Highlight word in HTML text (but not markup)

I'm trying to highlight all matching word inside the body but not words inside any html tag. For example the keyword given is 'para'. Here's the paragraph:

<p class="para"> Example of paragraph. Lorem ipsum dolor sit amet. </p>

resulting in:

<p class="para">
Example of <strong>para</strong>graph. Lorem ipsum dolor sit amet.
</p>

I know that this is possible with JavaScript's replace() but I just don't know much about regex.


Solution 1:

Demo: http://jsfiddle.net/crgTU/7/

highlightWord(document.body,'para');

function highlightWord(root,word){
  textNodesUnder(root).forEach(highlightWords);

  function textNodesUnder(root){
    var n,a=[],w=document.createTreeWalker(root,NodeFilter.SHOW_TEXT,null,false);
    while(n=w.nextNode()) a.push(n);
    return a;
  }

  function highlightWords(n){
    for (var i; (i=n.nodeValue.indexOf(word,i)) > -1; n=after){
      var after = n.splitText(i+word.length);
      var highlighted = n.splitText(i);
      var span = document.createElement('span');
      span.className = 'highlighted';
      span.appendChild(highlighted);
      after.parentNode.insertBefore(span,after);
    }
  }
}
​

You might also consider calling something like…

function removeHighlights(root){     
  [].forEach.call(root.querySelectorAll('span.highlighted'),function(el){
    el.parentNode.replaceChild(el.firstChild,el);
  });
}

…before you go finding the new highlights (to remove old highlights from the DOM).

Solution 2:

Why using a selfmade highlighting function is a bad idea

The reason why it's probably a bad idea to start building your own highlighting function from scratch is because you will certainly run into issues that others have already solved. Challenges:

  • You would need to remove text nodes with HTML elements to highlight your matches without destroying DOM events and triggering DOM regeneration over and over again (which would be the case with e.g. innerHTML)
  • If you want to remove highlighted elements you would have to remove HTML elements with their content and also have to combine the splitted text-nodes for further searches. This is necessary because every highlighter plugin searches inside text nodes for matches and if your keywords will be splitted into several text nodes they will not being found.
  • You would also need to build tests to make sure your plugin works in situations which you have not thought about. And I'm talking about cross-browser tests!

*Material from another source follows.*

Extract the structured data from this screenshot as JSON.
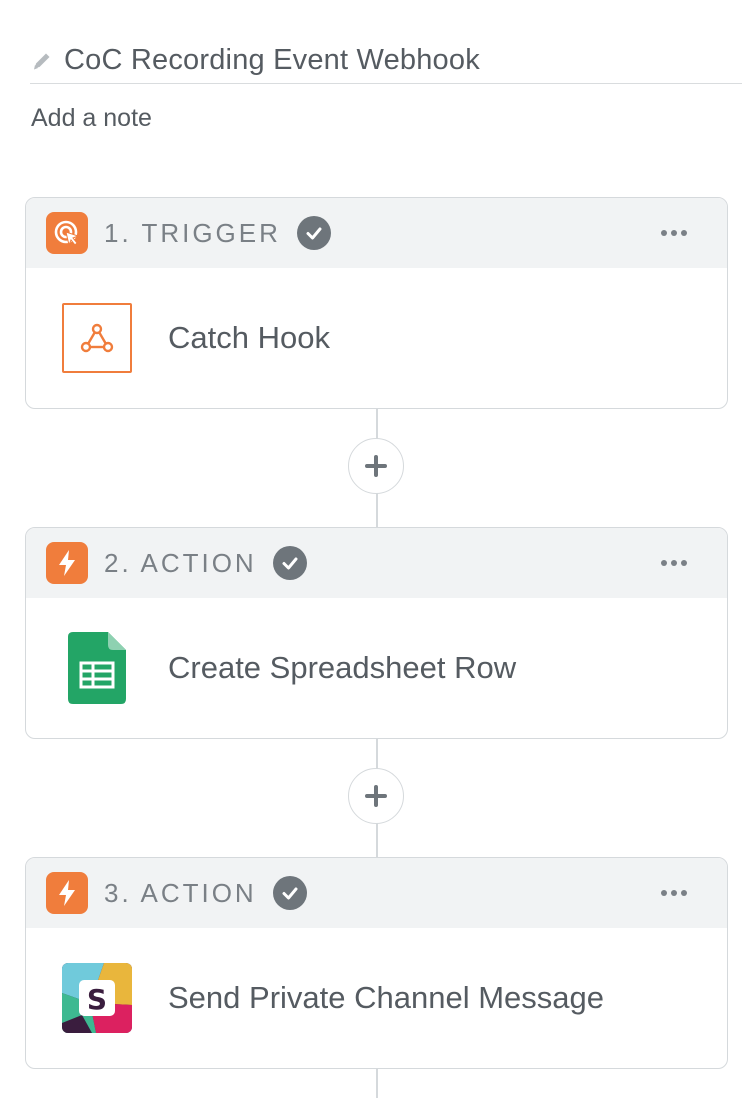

Sounds complicated? If you want some features like ignoring some elements from highlighting, diacritics mapping, synonyms mapping, search inside iframes, separated word search, etc. this becomes more and more complicated.

Use an existing plugin

When using an existing, well implemented plugin, you don't have to worry about above named things. The article 10 jQuery text highlighter plugins on Sitepoint compares popular highlighter plugins.

Have a look at mark.js

mark.js is such a plugin that is written in pure JavaScript, but is also available as jQuery plugin. It was developed to offer more opportunities than the other plugins with options to:

  • search for keywords separately instead of the complete term
  • map diacritics (For example if "justo" should also match "justò")
  • ignore matches inside custom elements
  • use custom highlighting element
  • use custom highlighting class
  • map custom synonyms
  • search also inside iframes
  • receive not found terms

DEMO

Alternatively you can see this fiddle.

Usage example:

// Highlight "keyword" in the specified context
$(".context").mark("keyword");

// Highlight the custom regular expression in the specified context
$(".context").markRegExp(/Lorem/gmi);

It's free and developed open-source on GitHub (project reference).